TECHNOLOGIE 2: DecisionTreeRegressor

In [None]:
#DecisionTreeRegressor
model2.fit(x3_train,y_train)
a=model2.score(x3_train,y_train)
print("accuracy score sur train :",a,"%")
x1_test=x_test.to_numpy()
x3_test=x1_test[:,x2]
a2=model2.score(x3_test,y_test)
print("accuracy score sur test :",a2,"%")
y_pred=model2.predict(x3_test)
#calcule des indicateurs MMRE et Pred(25%)
ABE=abs(y_test-y_pred)
MRE=ABE/y_test
import statistics
MMRE= statistics.mean(MRE)
a=[]
for i in MRE:
    if i<=0.25:
        a.append(1)
    else:
        a.append(0)

Pred=sum(a)/len(a)
print("l'indicateur MMRE de ce model est :",MMRE ,"%")
print("l'indicateur PRED(25%) de ce model est :",Pred ,"%")


accuracy score sur train : 1.0 %
accuracy score sur test : 0.8446370737283292 %
l'indicateur MMRE de ce model est : 0.17914334189251133 %
l'indicateur PRED(25%) de ce model est : 0.8571428571428571 %


TECHNOLOGIE 3: Linear Regression

In [18]:
model3.fit(x3_train,y_train)
a=model3.score(x3_train,y_train)
print("accuracy score on train:",a)
x1_test=x_test.to_numpy()
x3_test=x1_test[:,x2]
a2=model3.score(x3_test,y_test)
print("accuracy score on test:",a2)
y_pred=model3.predict(x3_test)
# calculation of MMRE and Pred(25%) indicators
ABE=abs(y_test-y_pred)
MRE=ABE/y_test
import statistics
MMRE= statistics.mean(MRE)
a=[]
for i in MRE:
    if i<=0.25:
        a.append(1)
    else:
        a.append(0)

Pred=sum(a)/len(a)
print("the MMRE indicator of this model is:",MMRE ,"%")
print("the indicator PRED(25%) of this model is:",Pred ,"%")


accuracy score on train: 0.832078959502604
accuracy score on test: 0.854037115102271
the MMRE indicator of this model is: 0.14295503251606848 %
the indicator PRED(25%) of this model is: 0.8571428571428571 %


# Conclusion


The evaluation of various regression techniques for predicting software development effort unveils interesting insights.
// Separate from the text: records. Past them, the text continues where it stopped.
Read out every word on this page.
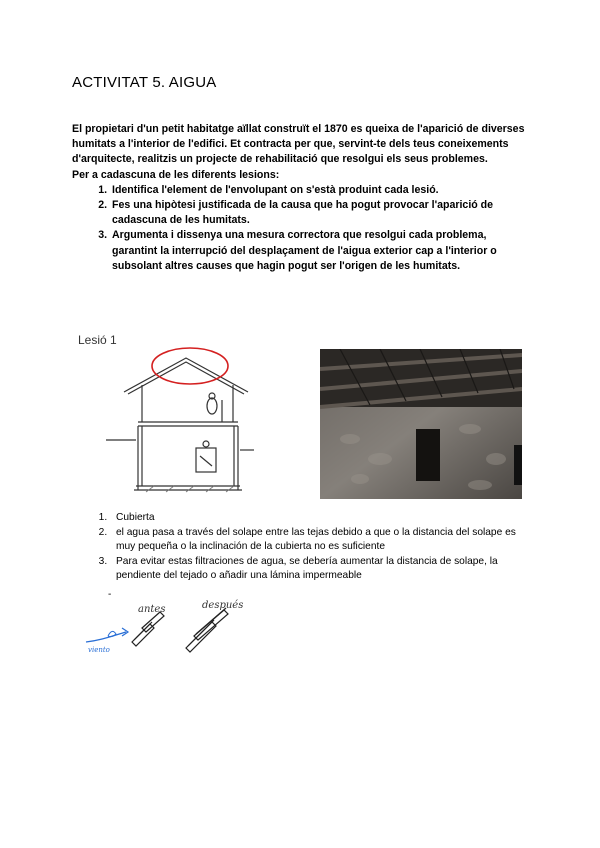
ACTIVITAT 5. AIGUA

El propietari d'un petit habitatge aïllat construït el 1870 es queixa de l'aparició de diverses humitats a l'interior de l'edifici. Et contracta per que, servint-te dels teus coneixements d'arquitecte, realitzis un projecte de rehabilitació que resolgui els seus problemes.

Per a cadascuna de les diferents lesions:

1. Identifica l'element de l'envolupant on s'està produint cada lesió.
2. Fes una hipòtesi justificada de la causa que ha pogut provocar l'aparició de cadascuna de les humitats.
3. Argumenta i dissenya una mesura correctora que resolgui cada problema, garantint la interrupció del desplaçament de l'aigua exterior cap a l'interior o subsolant altres causes que hagin pogut ser l'origen de les humitats.
Lesió 1
1. Cubierta
2. el agua pasa a través del solape entre las tejas debido a que o la distancia del solape es muy pequeña o la inclinación de la cubierta no es suficiente
3. Para evitar estas filtraciones de agua, se debería aumentar la distancia de solape, la pendiente del tejado o añadir una lámina impermeable
-
antes	después
viento
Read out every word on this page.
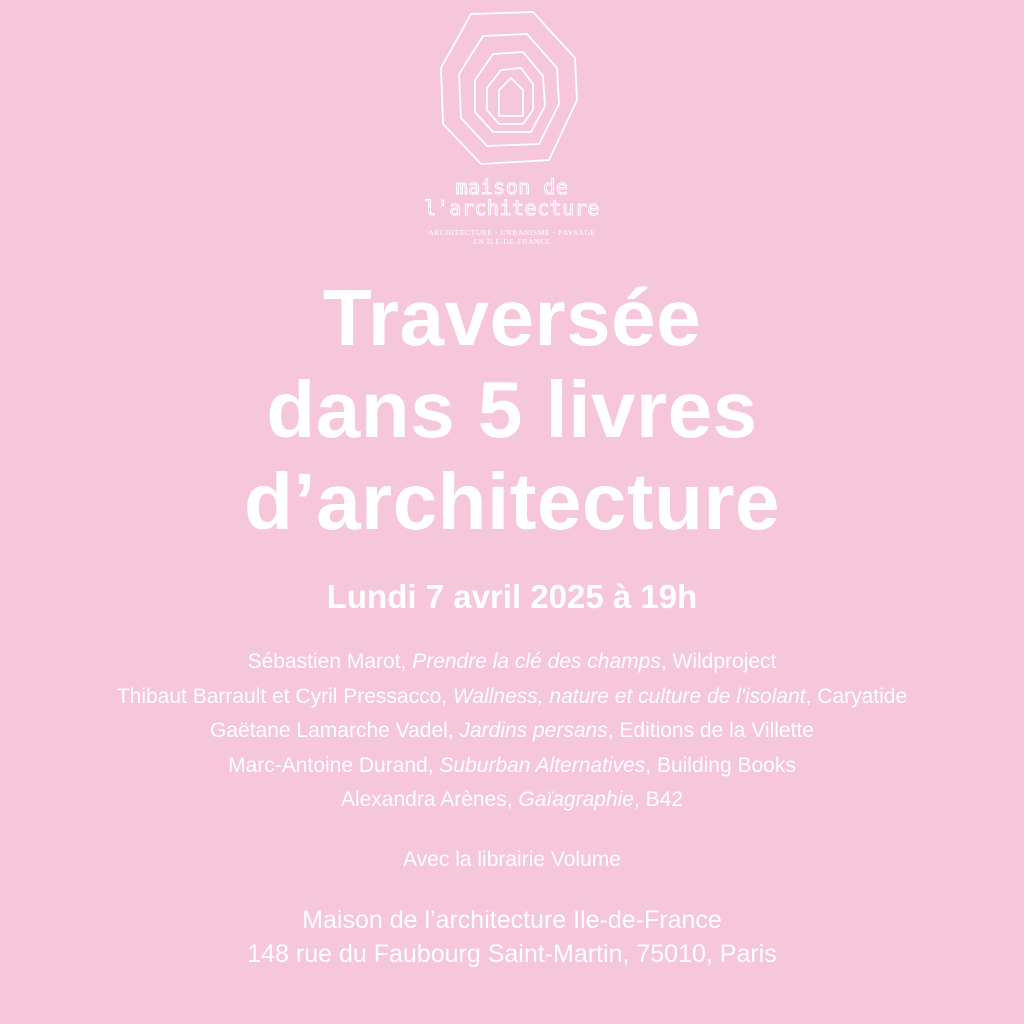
maison de
l'architecture
ARCHITECTURE · URBANISME · PAYSAGE
EN ÎLE-DE-FRANCE
Traversée
dans 5 livres
d’architecture
Lundi 7 avril 2025 à 19h
Sébastien Marot, Prendre la clé des champs, Wildproject
Thibaut Barrault et Cyril Pressacco, Wallness, nature et culture de l'isolant, Caryatide
Gaëtane Lamarche Vadel, Jardins persans, Editions de la Villette
Marc-Antoine Durand, Suburban Alternatives, Building Books
Alexandra Arènes, Gaïagraphie, B42
Avec la librairie Volume
Maison de l’architecture Ile-de-France
148 rue du Faubourg Saint-Martin, 75010, Paris
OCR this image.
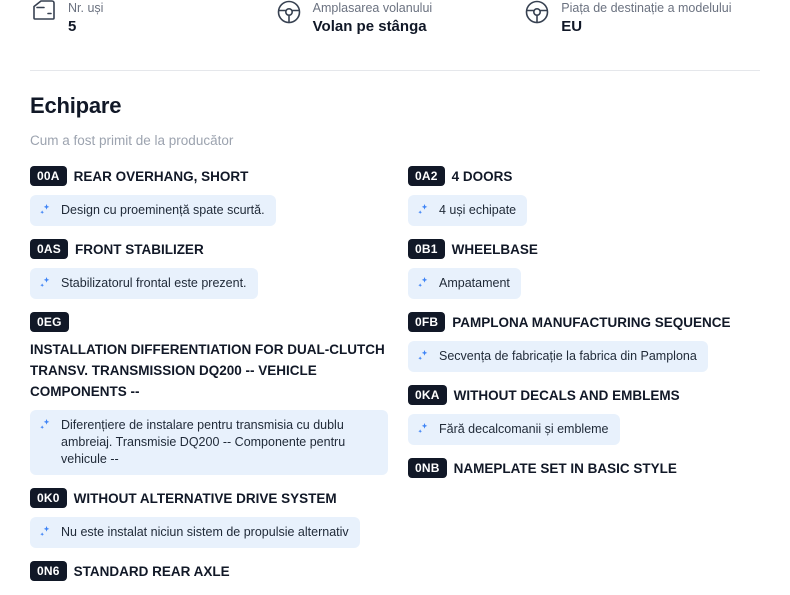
Nr. uși
5
Amplasarea volanului
Volan pe stânga
Piața de destinație a modelului
EU
Echipare
Cum a fost primit de la producător
00A	REAR OVERHANG, SHORT
Design cu proeminență spate scurtă.
0AS	FRONT STABILIZER
Stabilizatorul frontal este prezent.
0EG
INSTALLATION DIFFERENTIATION FOR DUAL-CLUTCH TRANSV. TRANSMISSION DQ200 -- VEHICLE COMPONENTS --
Diferențiere de instalare pentru transmisia cu dublu ambreiaj. Transmisie DQ200 -- Componente pentru vehicule --
0K0	WITHOUT ALTERNATIVE DRIVE SYSTEM
Nu este instalat niciun sistem de propulsie alternativ
0N6	STANDARD REAR AXLE
0A2	4 DOORS
4 uși echipate
0B1	WHEELBASE
Ampatament
0FB	PAMPLONA MANUFACTURING SEQUENCE
Secvența de fabricație la fabrica din Pamplona
0KA	WITHOUT DECALS AND EMBLEMS
Fără decalcomanii și embleme
0NB	NAMEPLATE SET IN BASIC STYLE
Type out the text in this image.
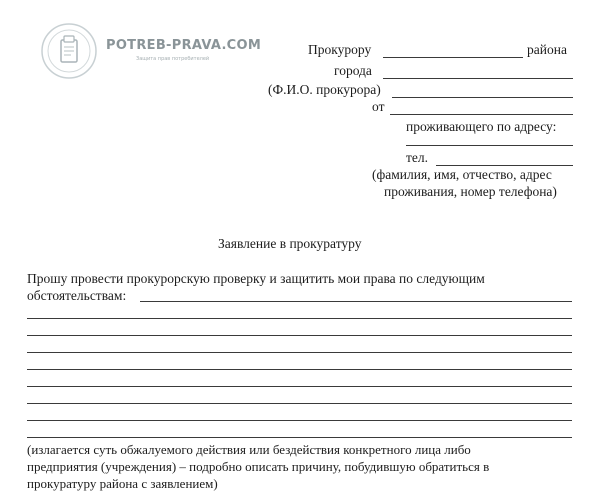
POTREB-PRAVA.COM
Защита прав потребителей
Прокурору	района
города
(Ф.И.О. прокурора)
от
проживающего по адресу:
тел.
(фамилия, имя, отчество, адрес
проживания, номер телефона)
Заявление в прокуратуру
Прошу провести прокурорскую проверку и защитить мои права по следующим
обстоятельствам:
(излагается суть обжалуемого действия или бездействия конкретного лица либо
предприятия (учреждения) – подробно описать причину, побудившую обратиться в
прокуратуру района с заявлением)
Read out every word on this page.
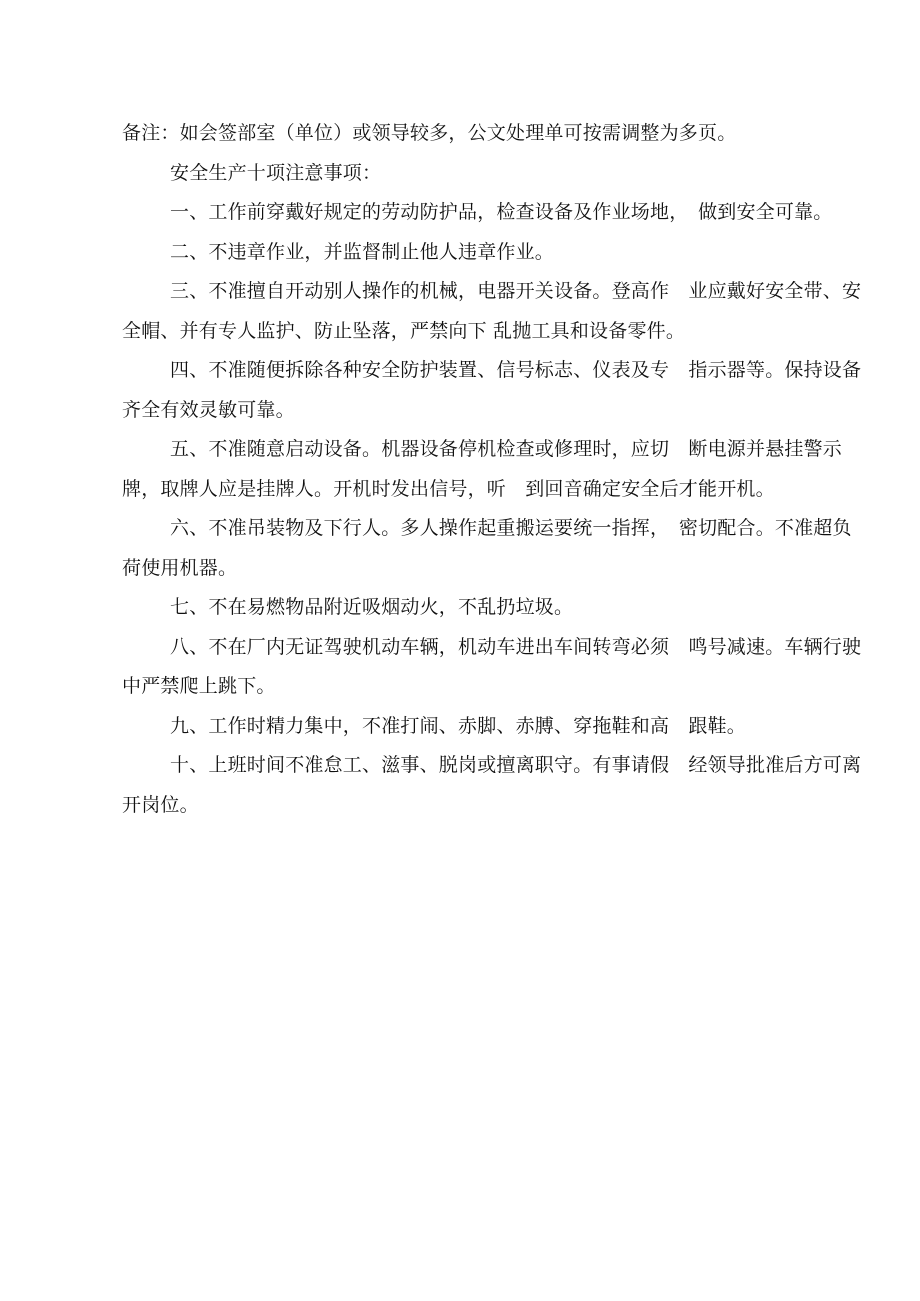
备注：如会签部室（单位）或领导较多，公文处理单可按需调整为多页。

安全生产十项注意事项：

一、工作前穿戴好规定的劳动防护品，检查设备及作业场地，　做到安全可靠。

二、不违章作业，并监督制止他人违章作业。

三、不准擅自开动别人操作的机械，电器开关设备。登高作　业应戴好安全带、安全帽、并有专人监护、防止坠落，严禁向下 乱抛工具和设备零件。

四、不准随便拆除各种安全防护装置、信号标志、仪表及专　指示器等。保持设备齐全有效灵敏可靠。

五、不准随意启动设备。机器设备停机检查或修理时，应切　断电源并悬挂警示牌，取牌人应是挂牌人。开机时发出信号，听　到回音确定安全后才能开机。

六、不准吊装物及下行人。多人操作起重搬运要统一指挥，　密切配合。不准超负荷使用机器。

七、不在易燃物品附近吸烟动火，不乱扔垃圾。

八、不在厂内无证驾驶机动车辆，机动车进出车间转弯必须　鸣号减速。车辆行驶中严禁爬上跳下。

九、工作时精力集中，不准打闹、赤脚、赤膊、穿拖鞋和高　跟鞋。

十、上班时间不准怠工、滋事、脱岗或擅离职守。有事请假　经领导批准后方可离开岗位。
Linear regression and decision tree algorithms emerge as frontrunners, showcasing comparable performance metrics on the test dataset after employing feature selection. However, prior to feature selection, linear regression demonstrates superior accuracy (94%) compared to other methods such as Decision Tree (87%) and KNN (79%). Notably, linear regression also exhibits a lower Mean Magnitude of Relative Error (MMRE) at 11% pre-feature selection and 14% post-feature selection, indicating its robustness. By juxtaposing linear regression's performance pre and post feature selection, it becomes evident that linear regression consistently outperforms other techniques. Consequently, the study concludes that linear regression stands as the optimal classifier for this particular software development effort prediction task.